Yes. No, unfortunately, we can't share that information yet. We'll certainly -- we need to preserve some of those details obviously for a presentation at a research meeting, which we'll do later on this year, hopefully by the end of summer. So we'll share that information in much more detail over the coming months.

Excellent. Thank you.

Thanks, Sarah.

Thank you. [Operator Instructions] And your next question comes from the line of Keay Nakae from Chardan. Please go ahead.

Yes. Thanks. So in terms of the scientific meeting to present the data, should we guess that could be EFC?

Yes, that would be a reasonable expectation. So we'll confirm that in the near future.

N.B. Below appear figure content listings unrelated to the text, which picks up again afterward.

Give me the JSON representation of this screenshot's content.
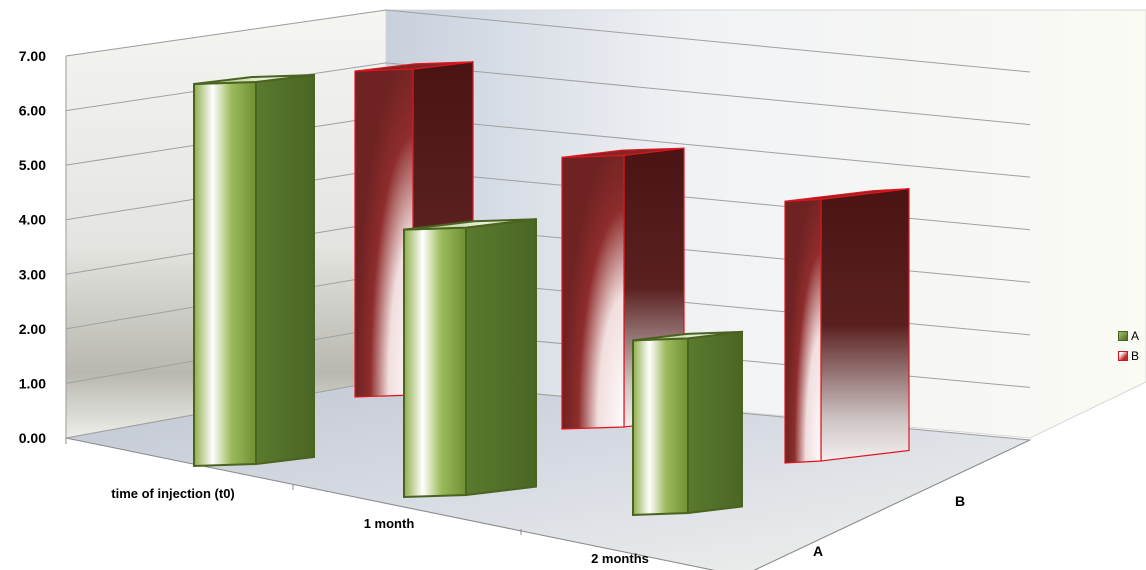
{
  "chart_data": {
    "type": "bar",
    "subtype": "3d-clustered-column",
    "categories": [
      "time of injection (t0)",
      "1 month",
      "2 months"
    ],
    "depth_labels": [
      "A",
      "B"
    ],
    "series": [
      {
        "name": "A",
        "values": [
          7.0,
          4.9,
          3.2
        ]
      },
      {
        "name": "B",
        "values": [
          6.6,
          5.5,
          5.3
        ]
      }
    ],
    "y_ticks": [
      "0.00",
      "1.00",
      "2.00",
      "3.00",
      "4.00",
      "5.00",
      "6.00",
      "7.00"
    ],
    "ylim": [
      0,
      7
    ],
    "grid": true,
    "legend_position": "right",
    "colors": {
      "A": "#5a7a2e",
      "B": "#8b1a1a",
      "B_edge": "#e0141c",
      "A_edge": "#4b6320"
    }
  },
  "legend": {
    "items": [
      {
        "label": "A"
      },
      {
        "label": "B"
      }
    ]
  }
}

Okay, great. And then when we think about the guidance on the runway into 2026, what does that include in terms of commencing a Phase 3?

Rhonda?

Yes. Hi. So that does assume that we would kick that off, and we would continue to prep for that. Again, that does include some of our current collaboration programs. We do anticipate some additional milestones from that, so that is included in our runway as well. And again, we continue to look for any partnering opportunities that will, of course, extend that runway further with the non-dilutive funding first. But that does assume that we would kick off a Phase 3.

Okay. Alright. Very good. Thank you.

Thank you.

Thank you. There are currently no further questions. I will hand the call back to Craig for closing remarks.

Well, thank you all for joining us on this call. I'm extremely proud of our 2023 performance and overall results. As I mentioned at the beginning of this call, 2023 set us up for what we expect to be a very data rich year. And with that building recognition of Silence as a true platform company, we look forward to keeping you updated on our progress. Thank you and have a great day.

Thank you. This concludes today's conference call. Thank you for participating. You may now disconnect.